NuFuel & MMSNF 2015

First Workshop on Research into Nuclear Fuel in Europe
and Materials Modeling and Simulation for Nuclear Fuels Workshop
Karlsruhe, Germany, November 16th to 18th, 2015

Updated: Tue 08 Dec 2015, 14:27

Talk 3.6: Valence states and local structure of Gd doped actinide oxides (U1-xGdx)O2 and (Th1-xGdx)O2 measured by X-ray Absorption Spectrometry on the MARS beamline.

René Bès1, J. Pakarinen2, S. Conradson3, I. Makkonen1, A. Baena2, M. Verwerft2, F. Tuomisto1
  • 1: Aalto University, Finland
  • 2: SCK-CEN, Belgium
  • 3: MARS beamline, SOLEIL synchrotron, FRANCE

Abstract

To improve the performance of nuclear fuels, one has to extend the capabilities of UO2 fuels and develop alternatives, such as thoria based fuels [1,2]. To this aim, doped fuels such as (U1-xGdx)O2 and (Th1-xGdx)O2 allow controlled properties along fuel life-time, are of interest.

Gadolinia doped UO2 is widely used to reduce the power peaking and excess reactivity during the first reactor cycle of fresh fuel assemblies as 155Gd and 157Gd isotope act as burnable neutron absorber. According to the fuel assembly design and the core management constraints, the concentration of Gd varies between 2 wt.% and 10 wt.% (weight fraction of Gd2O3). In such concentrations, Gd and UO2 form a solid solution (U1-xGdx)O2 which keeps the fluorite structure of UO2 by substituting U4+ ions by Gd3+. The charge balance is usually considered as only modification of the valence state of U4+ to U5+ in good agreement with the fact that several phases are only observed for x>0.5 [3]. Nevertheless, theoretical studies have recently revealed that it involves not only U4+/U5+ valence state mixing but also oxygen vacancies.

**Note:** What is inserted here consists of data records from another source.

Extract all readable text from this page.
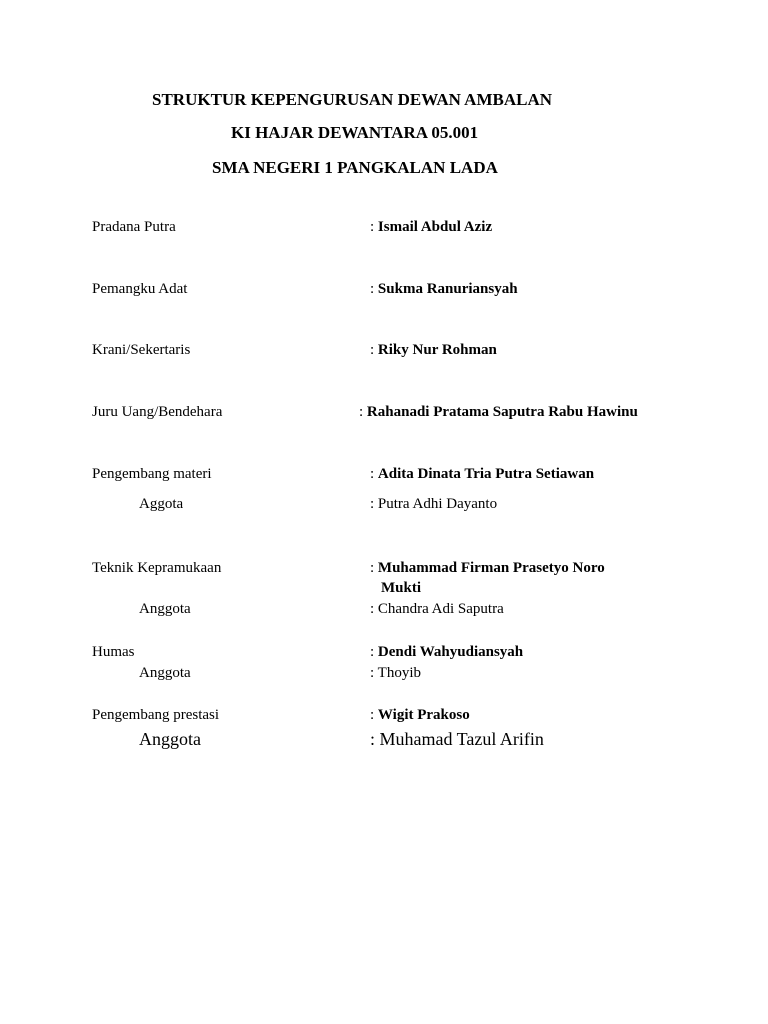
STRUKTUR KEPENGURUSAN DEWAN AMBALAN
KI HAJAR DEWANTARA 05.001
SMA NEGERI 1 PANGKALAN LADA
Pradana Putra	: Ismail Abdul Aziz
Pemangku Adat	: Sukma Ranuriansyah
Krani/Sekertaris	: Riky Nur Rohman
Juru Uang/Bendehara	: Rahanadi Pratama Saputra Rabu Hawinu
Pengembang materi	: Adita Dinata Tria Putra Setiawan
Aggota	: Putra Adhi Dayanto
Teknik Kepramukaan	: Muhammad Firman Prasetyo Noro
Mukti
Anggota	: Chandra Adi Saputra
Humas	: Dendi Wahyudiansyah
Anggota	: Thoyib
Pengembang prestasi	: Wigit Prakoso
Anggota	: Muhamad Tazul Arifin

Thorium based nuclear fuels represent potential alternatives to uranium based fuels as the fission of thorium isotopes can reduce the long-lived radioactive nuclides. The influence of gadolinium content on doped thoria is of great interest to evaluate performance of this alternative fuel. The charge compensation is here awaited to be due to the presence of oxygen vacancies only, as recently demonstrated by molecular dynamics calculations [4]. Indeed, for thorium atoms, valence state modification is not allowed and Th4+ remains the only possible valence state in the fluorite structure.

The challenging question of the complex interplay between atomic defects and valence state mixing in (U1-xGdx)O2 and (Th1-xGdx)O2 will be discussed on the basis of X-ray Absorption Spectroscopy and theoretical calculations.

References:
  1. O. Lung et al., Nucl. Eng. Design, 180 (1998) 133.
  2. M. Osaka, et al., J. Nucl. Sci. Technol., 43 (2006) 367.
  3. M. Durazzo, et al., J. Nucl. Mater., 400 (2010) 183.
  4. M. Osaka, et al., J. Nucl. Sci. Technol., 44 (2007) 1543.